MC helps local high school’s college readiness effort

At Clinton High School, the question is not, “Where are you going to college?” It is, “Are you going to college?” As Maryville College student and CHS graduate Blake Douglas explained, many CHS students stay in Clinton after graduation, not necessarily because they want to.

“[The students] don’t realize they have any other option, and a lot of them don’t realize that the benefits of college will exceed the work they’ll need to put in, in high school,” Douglas said.

Teachers from the CHS Freshmen Academy are working to combat that attitude.

On Sept. 27, a group of CHS teachers and staff members brought 200 members of the freshmen class to MC to participate in the Mountain Challenge ropes course and to tour the campus for the second year in a row. The trip was part of an effort to prepare the students for the rest of their high school careers and, hopefully, college educations.

The idea started last fall at a planning session with the teachers of the Freshmen Academy, a program at CHS which focuses on building a strong foundation in English and mathematics the first year of high school.

“Originally, we just wanted to do the ropes course as a form of team-building for the freshmen, but because there was one on the MC campus, it gave us an extra opportunity to try to get the kids excited about going to college,” said CHS counselor Debbie Hawk.

The apathy surrounding college at CHS, as well as many other high schools in East Tennessee, has multiple roots. One of these is the home environment.

“We have kids who may come from families where no one has gone to college,” said Filip Leander, an English teacher at CHS.

Douglas, who saw this with many of his fellow students while at CHS, added that it can be “difficult for kids to break that chain when family members have either not wanted to or been unable to go to college.”

Another factor is concern over the financial demands of a college education.

“Kids and parents think that they can’t afford college and think they can get a job without college,” Hawk said. “Sadly, in the economic conditions we see now, we are seeing students with college educations starting at lower-level jobs than they would have expected five years ago. This means competition for employment has become even stronger, and a college diploma will always win over a high school diploma.”

Lack of planning also plays a role in keeping high school graduates at home or at two-year schools without further pursuit of bachelor’s degrees.

“From a teaching and counseling perspective, I see a lot of bright students who don’t think about college until their senior year, and then their opportunities are limited by the fact that they goofed off as freshmen and sophomores,” Hawk said.
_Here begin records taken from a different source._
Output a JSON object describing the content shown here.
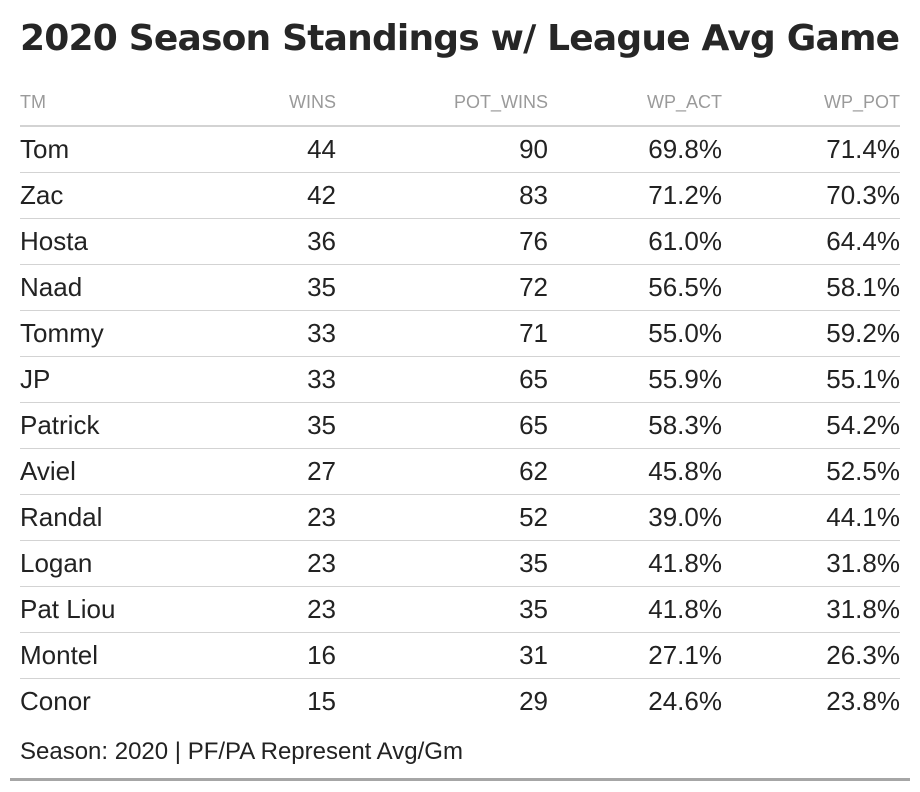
{
  "chart_data": {
    "type": "table",
    "title": "2020 Season Standings w/ League Avg Game",
    "columns": [
      "TM",
      "WINS",
      "POT_WINS",
      "WP_ACT",
      "WP_POT"
    ],
    "rows": [
      [
        "Tom",
        "44",
        "90",
        "69.8%",
        "71.4%"
      ],
      [
        "Zac",
        "42",
        "83",
        "71.2%",
        "70.3%"
      ],
      [
        "Hosta",
        "36",
        "76",
        "61.0%",
        "64.4%"
      ],
      [
        "Naad",
        "35",
        "72",
        "56.5%",
        "58.1%"
      ],
      [
        "Tommy",
        "33",
        "71",
        "55.0%",
        "59.2%"
      ],
      [
        "JP",
        "33",
        "65",
        "55.9%",
        "55.1%"
      ],
      [
        "Patrick",
        "35",
        "65",
        "58.3%",
        "54.2%"
      ],
      [
        "Aviel",
        "27",
        "62",
        "45.8%",
        "52.5%"
      ],
      [
        "Randal",
        "23",
        "52",
        "39.0%",
        "44.1%"
      ],
      [
        "Logan",
        "23",
        "35",
        "41.8%",
        "31.8%"
      ],
      [
        "Pat Liou",
        "23",
        "35",
        "41.8%",
        "31.8%"
      ],
      [
        "Montel",
        "16",
        "31",
        "27.1%",
        "26.3%"
      ],
      [
        "Conor",
        "15",
        "29",
        "24.6%",
        "23.8%"
      ]
    ],
    "footnote": "Season: 2020 | PF/PA Represent Avg/Gm"
  },
  "colors": {
    "text": "#222222",
    "header_text": "#9a9a9a",
    "rule": "#d3d3d3",
    "bottom_rule": "#a6a6a6"
  }
}
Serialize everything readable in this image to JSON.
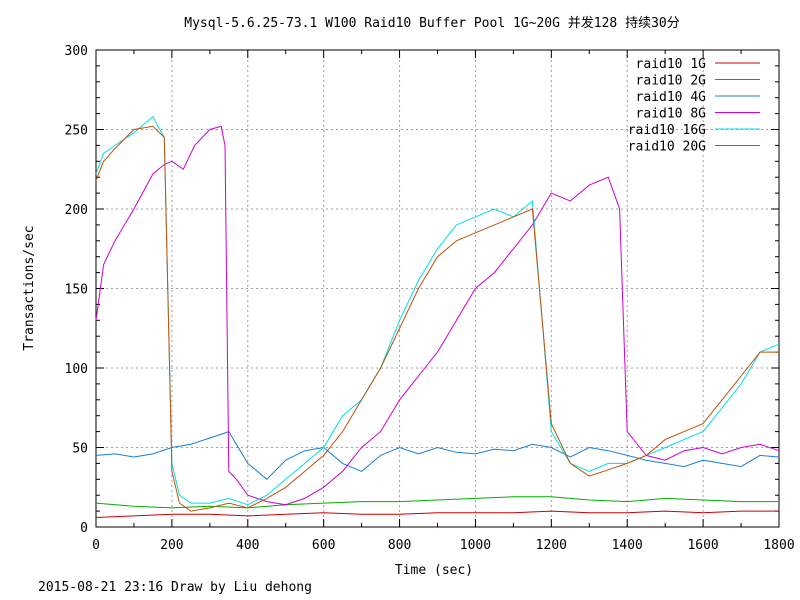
{
  "footer": "2015-08-21 23:16 Draw by Liu dehong",
  "chart_data": {
    "type": "line",
    "title": "Mysql-5.6.25-73.1 W100 Raid10 Buffer Pool 1G~20G 并发128 持续30分",
    "xlabel": "Time (sec)",
    "ylabel": "Transactions/sec",
    "xlim": [
      0,
      1800
    ],
    "ylim": [
      0,
      300
    ],
    "xticks": [
      0,
      200,
      400,
      600,
      800,
      1000,
      1200,
      1400,
      1600,
      1800
    ],
    "yticks": [
      0,
      50,
      100,
      150,
      200,
      250,
      300
    ],
    "grid": true,
    "legend_position": "top-right",
    "series": [
      {
        "name": "raid10 1G",
        "color": "#cc0000",
        "x": [
          0,
          100,
          200,
          300,
          400,
          500,
          600,
          700,
          800,
          900,
          1000,
          1100,
          1200,
          1300,
          1400,
          1500,
          1600,
          1700,
          1800
        ],
        "values": [
          6,
          7,
          8,
          8,
          7,
          8,
          9,
          8,
          8,
          9,
          9,
          9,
          10,
          9,
          9,
          10,
          9,
          10,
          10
        ]
      },
      {
        "name": "raid10 2G",
        "color": "#00b000",
        "x": [
          0,
          100,
          200,
          300,
          400,
          500,
          600,
          700,
          800,
          900,
          1000,
          1100,
          1200,
          1300,
          1400,
          1500,
          1600,
          1700,
          1800
        ],
        "values": [
          15,
          13,
          12,
          13,
          12,
          14,
          15,
          16,
          16,
          17,
          18,
          19,
          19,
          17,
          16,
          18,
          17,
          16,
          16
        ]
      },
      {
        "name": "raid10 4G",
        "color": "#1a7fd4",
        "x": [
          0,
          50,
          100,
          150,
          200,
          250,
          300,
          350,
          400,
          450,
          500,
          550,
          600,
          650,
          700,
          750,
          800,
          850,
          900,
          950,
          1000,
          1050,
          1100,
          1150,
          1200,
          1250,
          1300,
          1350,
          1400,
          1450,
          1500,
          1550,
          1600,
          1650,
          1700,
          1750,
          1800
        ],
        "values": [
          45,
          46,
          44,
          46,
          50,
          52,
          56,
          60,
          40,
          30,
          42,
          48,
          50,
          40,
          35,
          45,
          50,
          46,
          50,
          47,
          46,
          49,
          48,
          52,
          50,
          44,
          50,
          48,
          45,
          42,
          40,
          38,
          42,
          40,
          38,
          45,
          44
        ]
      },
      {
        "name": "raid10 8G",
        "color": "#cc00cc",
        "x": [
          0,
          20,
          50,
          100,
          150,
          180,
          200,
          230,
          260,
          300,
          330,
          340,
          350,
          370,
          400,
          450,
          500,
          550,
          600,
          650,
          700,
          750,
          800,
          850,
          900,
          950,
          1000,
          1050,
          1100,
          1150,
          1200,
          1250,
          1300,
          1350,
          1380,
          1400,
          1450,
          1500,
          1550,
          1600,
          1650,
          1700,
          1750,
          1800
        ],
        "values": [
          130,
          165,
          180,
          200,
          222,
          228,
          230,
          225,
          240,
          250,
          252,
          240,
          35,
          30,
          20,
          16,
          14,
          18,
          25,
          35,
          50,
          60,
          80,
          95,
          110,
          130,
          150,
          160,
          175,
          190,
          210,
          205,
          215,
          220,
          200,
          60,
          45,
          42,
          48,
          50,
          46,
          50,
          52,
          48
        ]
      },
      {
        "name": "raid10 16G",
        "color": "#00e0e0",
        "x": [
          0,
          20,
          50,
          100,
          150,
          180,
          200,
          220,
          250,
          300,
          350,
          400,
          450,
          500,
          550,
          600,
          650,
          700,
          750,
          800,
          850,
          900,
          950,
          1000,
          1050,
          1100,
          1150,
          1200,
          1250,
          1300,
          1350,
          1400,
          1450,
          1500,
          1550,
          1600,
          1650,
          1700,
          1750,
          1800
        ],
        "values": [
          222,
          235,
          240,
          248,
          258,
          245,
          40,
          20,
          15,
          15,
          18,
          14,
          20,
          30,
          40,
          50,
          70,
          80,
          100,
          130,
          155,
          175,
          190,
          195,
          200,
          195,
          205,
          60,
          40,
          35,
          40,
          40,
          45,
          50,
          55,
          60,
          75,
          90,
          110,
          115
        ]
      },
      {
        "name": "raid10 20G",
        "color": "#c0500a",
        "x": [
          0,
          20,
          50,
          100,
          150,
          180,
          200,
          220,
          250,
          300,
          350,
          400,
          450,
          500,
          550,
          600,
          650,
          700,
          750,
          800,
          850,
          900,
          950,
          1000,
          1050,
          1100,
          1150,
          1200,
          1250,
          1300,
          1350,
          1400,
          1450,
          1500,
          1550,
          1600,
          1650,
          1700,
          1750,
          1800
        ],
        "values": [
          218,
          230,
          238,
          250,
          252,
          245,
          35,
          15,
          10,
          12,
          15,
          12,
          18,
          25,
          35,
          45,
          60,
          80,
          100,
          125,
          150,
          170,
          180,
          185,
          190,
          195,
          200,
          65,
          40,
          32,
          36,
          40,
          45,
          55,
          60,
          65,
          80,
          95,
          110,
          110
        ]
      }
    ]
  }
}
CHS’s work with MC helps to fight all these causes by exposing the students to college early in high school.  Jennifer Beavers, a math teacher at CHS, along with Hawk and other teachers, has been instrumental  in turning this idea into a reality.

“I want every child to be able to visualize going to college. Bringing them [to MC] and giving them a tour and letting them have fun allows them to do that,” said Beavers.

The program has two main parts: a tour of MC’s campus and the Mountain Challenge ropes course.

The tour of MC allowed students to get a feel for life on a college campus, and for many of them, it was their first time on a residential campus. One student explained that she had only been looking at applying to a community college like her sister but was excited to see the MC campus and to realize that she had other options.  Students also said that hearing their tour guides’ college stories helped them understand that there were ways to get financial aid and that college was fun and not just work.

The purpose of having students participate in the ropes course was to help them learn respect for themselves and each other. Although rain from the night before prevented the students from going out onto the actual course, they took advantage of other team-building activities associated with it.

“Getting through high school is a group effort and not a solo thing,” said MC  senior and Mountain Challenge worker Nick Iott, adding that the activities he led the students in were meant to teach them how to work together.

Most of the students seemed to get the message. Iott said that he thought that at least some of the students learned that they need to take things seriously and respect each other in order to get things done.

Fellow senior Shannon Woolfolk agreed.

“When we were debriefing, a lot of them suggested ‘You know we need to mature,’” Woolfolk said.

In the two years that CHS has been trying out this program, it has seemed to be successful.

“Every year, we have a student that doesn’t want to go to college and then after visiting Maryville changes his mind,” Leander said.

Beavers agreed that, when asked about college plans, students are saying they want to go to MC.

“We think [the trip to MC] planted that seed.”

Beavers and the rest of the Freshmen Academy teachers hope to continue this program in the future, and the students and staff of MC play a vital role in its success.  “MC students are nice and warm with the kids,” said Leander, and that is what makes MC inviting to these students.

“This is a worthy cause, and [MC students and staff] should invest their time and energy into it, for these kids and other kids,” Beavers said.

Little by little, it’s making a difference.